Working Dog Jobs
Labor Day is coming up, which made us think about all the dogs out there that have jobs. What are all the different types of jobs for working dogs? It turns out there are several! Here are some of the most common jobs for working dogs.
Commonly known as K9s, police dogs can be trained for a number of different tasks, and they usually have one main specialty. Many K9 jobs involve a dog’s nose, such as detecting drugs or explosives, helping to locate a missing person, or finding crime scene evidence. However, police K9s may also be trained to attack a targeted person at the command of a police officer.
There are several different dog jobs that involve hunting, depending on the type of animal being hunted. Bird dogs and retrievers can help locate birds, flush birds out of the brush, and retrieve hunted birds.
Other breeds, like terriers and Dachshunds, are used to hunt small rodents.

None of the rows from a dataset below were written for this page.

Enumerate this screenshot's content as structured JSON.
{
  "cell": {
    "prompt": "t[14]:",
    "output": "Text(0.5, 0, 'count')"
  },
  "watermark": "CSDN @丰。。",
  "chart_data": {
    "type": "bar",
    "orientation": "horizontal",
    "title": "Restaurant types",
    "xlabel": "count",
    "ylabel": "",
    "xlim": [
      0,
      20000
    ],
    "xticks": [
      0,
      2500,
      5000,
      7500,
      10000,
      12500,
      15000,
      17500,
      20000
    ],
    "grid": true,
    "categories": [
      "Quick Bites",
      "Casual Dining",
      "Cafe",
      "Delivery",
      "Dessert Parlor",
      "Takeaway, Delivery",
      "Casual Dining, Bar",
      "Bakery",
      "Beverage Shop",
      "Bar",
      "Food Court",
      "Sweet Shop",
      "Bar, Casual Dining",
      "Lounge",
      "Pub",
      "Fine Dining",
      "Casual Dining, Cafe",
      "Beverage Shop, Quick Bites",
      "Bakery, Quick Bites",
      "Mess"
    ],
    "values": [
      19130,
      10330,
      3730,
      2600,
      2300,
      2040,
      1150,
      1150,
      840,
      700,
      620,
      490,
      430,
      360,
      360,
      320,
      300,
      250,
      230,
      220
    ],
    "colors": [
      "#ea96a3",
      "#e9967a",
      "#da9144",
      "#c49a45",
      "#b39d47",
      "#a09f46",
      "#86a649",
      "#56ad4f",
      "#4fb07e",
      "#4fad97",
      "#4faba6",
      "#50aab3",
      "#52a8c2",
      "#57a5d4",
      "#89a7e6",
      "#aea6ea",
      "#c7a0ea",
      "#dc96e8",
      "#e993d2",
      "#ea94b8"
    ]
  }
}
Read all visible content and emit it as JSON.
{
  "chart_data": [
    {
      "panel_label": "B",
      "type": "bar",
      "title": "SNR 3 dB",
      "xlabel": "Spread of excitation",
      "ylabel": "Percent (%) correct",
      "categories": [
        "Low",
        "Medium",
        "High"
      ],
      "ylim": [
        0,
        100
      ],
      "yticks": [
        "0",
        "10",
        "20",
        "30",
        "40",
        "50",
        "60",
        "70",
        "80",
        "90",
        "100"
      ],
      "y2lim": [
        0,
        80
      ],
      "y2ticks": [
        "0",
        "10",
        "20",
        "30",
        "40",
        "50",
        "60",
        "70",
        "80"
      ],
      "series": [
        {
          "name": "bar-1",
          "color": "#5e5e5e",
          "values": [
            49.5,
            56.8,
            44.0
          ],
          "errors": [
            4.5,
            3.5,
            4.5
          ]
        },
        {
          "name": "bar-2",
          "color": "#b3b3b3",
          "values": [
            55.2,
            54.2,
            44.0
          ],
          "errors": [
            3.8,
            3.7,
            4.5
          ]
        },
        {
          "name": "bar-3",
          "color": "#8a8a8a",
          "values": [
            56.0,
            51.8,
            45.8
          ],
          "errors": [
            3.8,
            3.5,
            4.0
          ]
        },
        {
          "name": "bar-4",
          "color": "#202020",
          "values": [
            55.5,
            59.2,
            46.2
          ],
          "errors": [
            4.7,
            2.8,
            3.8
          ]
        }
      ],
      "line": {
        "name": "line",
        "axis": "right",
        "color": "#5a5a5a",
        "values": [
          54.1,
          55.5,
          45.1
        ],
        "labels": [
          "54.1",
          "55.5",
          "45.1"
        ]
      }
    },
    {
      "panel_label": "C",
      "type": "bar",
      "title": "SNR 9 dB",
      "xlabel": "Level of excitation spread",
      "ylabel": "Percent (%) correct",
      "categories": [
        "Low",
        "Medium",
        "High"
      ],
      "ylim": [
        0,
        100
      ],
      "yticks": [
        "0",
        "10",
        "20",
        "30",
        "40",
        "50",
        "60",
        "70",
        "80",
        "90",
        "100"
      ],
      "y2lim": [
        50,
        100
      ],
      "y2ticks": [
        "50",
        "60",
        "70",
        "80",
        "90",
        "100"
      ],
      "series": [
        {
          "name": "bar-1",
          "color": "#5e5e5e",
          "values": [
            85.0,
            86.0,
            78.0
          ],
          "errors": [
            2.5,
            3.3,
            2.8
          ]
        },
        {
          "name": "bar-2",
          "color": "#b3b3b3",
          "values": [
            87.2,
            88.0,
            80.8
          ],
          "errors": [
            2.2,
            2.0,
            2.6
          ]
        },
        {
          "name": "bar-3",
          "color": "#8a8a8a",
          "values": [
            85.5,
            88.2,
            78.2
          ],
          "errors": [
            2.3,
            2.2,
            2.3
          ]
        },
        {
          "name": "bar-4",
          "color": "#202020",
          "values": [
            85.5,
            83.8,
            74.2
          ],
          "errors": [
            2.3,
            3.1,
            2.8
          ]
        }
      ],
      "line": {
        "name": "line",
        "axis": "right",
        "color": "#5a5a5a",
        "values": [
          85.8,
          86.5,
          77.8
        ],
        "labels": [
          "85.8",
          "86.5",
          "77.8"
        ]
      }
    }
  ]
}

For example, Rat Terriers were originally bred to eradicate mice and rats in barns. Hunting dogs may also be trained to seek larger mammals such as raccoons, foxes, deer, and boars.
Trained scavengers can sniff out this expensive delicacy, proving quite lucrative for their pet parent. Truffle hunting dogs come in all breeds, so long as they are motivated to sniff for payment in treats!
Search and rescue dogs
You may be seeing a common theme among dog jobs–many of them involve a dog’s keen and powerful sense of smell. Search and rescue services also rely on their employed dogs’ noses to detect human scents and help locate missing people.
Before the sport of sled dog racing, dogs have been used to pull sleds carrying supplies across snowy terrain where other modes of transport were inaccessible. Some rural communities in Alaska and Canada still use sled dogs today.
These dogs are trained to assist people with disabilities. There are a number of different service dog jobs, including (but not limited to) alerting their human to imminent seizures, detecting low blood sugar in diabetics, guiding the visually impaired, or pulling a wheelchair. Assistance dogs are strictly regarded as working animals, not pets.
Therapy dogs are trained to provide comfort and affection. Certified therapy dogs make visits to hospitals, retirement homes, schools or disaster areas to help those with anxiety or loneliness. Unlike assistance dogs, therapy dogs not covered or protected under the Federal Housing Act or the Americans with Disabilities act.